Não há foto ou cartazes de Naiara Soartes Gomes na Escola Municipal Renato João Cesa, no bairro São Caetano, em Caxias do Sul. A criança, no entanto, é onipresente em cada canto e a sua imagem parece ainda mais viva na pequena cozinha.
Cadia Loch, 46 anos, auxiliar de limpeza, recorda do tom da voz da criança ao pedir por bolacha recheada, doce que Naiara mais gostava e devorava na ponta da mesa. A primeira refeição tornou-se marcante porque Naiara chegava na escola com fome e sentava sempre numa mesma cadeira de frente para uma janela. Cadia e a auxiliar-geral Alba Fátima de Souza são umas das poucas pessoas da equipe da Renato João Cesa que se dispuseram a falar sobre a falta que a criança faz no dia a dia. Um ano depois, muitos colegas optaram por não conversar com a reportagem por estarem traumatizados com o assassinato.
Cadia e Alba perceberam as necessidades de Naiara logo que ela ingressou no 1º ano no início de 2017. Em pouco tempo, virou regra entre as mulheres da cozinha e da zeladoria ter uma comidinha reservada para acolher a menina. Valia repartir o lanche das funcionárias, guardar um pouco do que havia sobrado do lanche escolar do dia anterior ou trazer algo especialmente pronto de casa.
— Aquela criança querida chegava sempre alegre e com fome, ela pedia comida. Então, o lanchinho dela já ficava sempre pronto no canto da mesa. Antes de entrar na sala, ela nos procurava e depois sentava ali e comia— relembra Cadia.
O grupo também reservava acessórios para o cabelo da criança ou roupas quentes para os dias frios.
Naiara era educada, brincalhona e jamais foi vista confrontando professores e funcionários. Tinha o costume de dar um beijo na professora da turma ou na funcionária do pátio. A professora da biblioteca, Suzana Faccin Bampi, recebia a menina duas vezes por semana e descobriu a predileção dela por livros de princesas.
— A Naiara era carinhosa, educada, sentava do nosso lado e conversava.

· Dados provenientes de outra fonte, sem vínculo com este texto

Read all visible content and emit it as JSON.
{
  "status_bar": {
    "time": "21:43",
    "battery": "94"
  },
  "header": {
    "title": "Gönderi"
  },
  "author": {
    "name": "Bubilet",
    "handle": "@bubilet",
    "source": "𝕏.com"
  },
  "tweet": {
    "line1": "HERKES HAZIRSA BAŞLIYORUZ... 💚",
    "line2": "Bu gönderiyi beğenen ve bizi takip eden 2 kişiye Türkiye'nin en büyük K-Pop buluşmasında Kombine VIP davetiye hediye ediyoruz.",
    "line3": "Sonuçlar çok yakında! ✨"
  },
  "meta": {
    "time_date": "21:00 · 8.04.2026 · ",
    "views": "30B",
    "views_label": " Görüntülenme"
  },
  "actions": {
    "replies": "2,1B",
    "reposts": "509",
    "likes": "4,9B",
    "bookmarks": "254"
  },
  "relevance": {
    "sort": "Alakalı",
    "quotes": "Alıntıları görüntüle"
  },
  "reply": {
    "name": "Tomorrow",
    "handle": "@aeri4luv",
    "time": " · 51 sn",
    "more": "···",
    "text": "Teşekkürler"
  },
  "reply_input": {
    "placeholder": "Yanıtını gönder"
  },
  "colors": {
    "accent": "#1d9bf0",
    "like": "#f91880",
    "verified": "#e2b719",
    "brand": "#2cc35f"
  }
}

Eram desses livros que ela gostava — aponta Suzana para uma pilha de publicações com personagens de vestidos reluzentes.
Durante boa parte de 2017, a menina teve a companhia de dois irmãos e vinha de van para a escola. No segundo semestre daquele ano, os irmãos foram transferidos para outra escola, no bairro Aeroporto. Embora o pedido de transferência de Naiara tivesse sido protocolado na Central de Matrículas na mesma época, Naiara permaneceu na Renato João Cesa até o final de 2017. Dois dias antes do encerramento das aulas, ganhou uma jaqueta branca e uma boneca da equipe da limpeza e da cozinha. A menina retomou em fevereiro de 2018 para cursar o 2º ano na escola.
— Ela dizia para todo mundo que queria ficar com a gente porque gostava dali — revela Cadia.
A trabalhadora ficou espantada ao descobrir que ela percorria o caminho entre a casa e a escola a pé, informação que só veio à tona com o sumiço de Naiara no dia 9 de março do ano passado.
— Montamos um plantão na escola, uma equipe de apoio na esperança de que ela fosse aparecer aqui.
Os dias que transcorreram durante o sumiço e após a confirmação da morte de Naiara ainda não foram assimilados totalmente pelos professores e funcionários. Colegas da turma da menina não falam abertamente sobre o caso até mesmo pelo fato de serem crianças e terem interpretações diferentes do luto, segundo a diretora Vanessa Reis dos Santos.
— A Naiara era especial e como toda criança sentia a necessidade de ter as coisas. Não foi fácil e até hoje é como se nós estivéssemos vendo ela — desabafa Alba.
Se estivesse viva, ela frequentaria a turma 31. No dia 8 de março, uma sexta-feira, os coleguinhas de sala e os demais alunos da escola fizeram um minuto de silêncio e oraram por Naiara.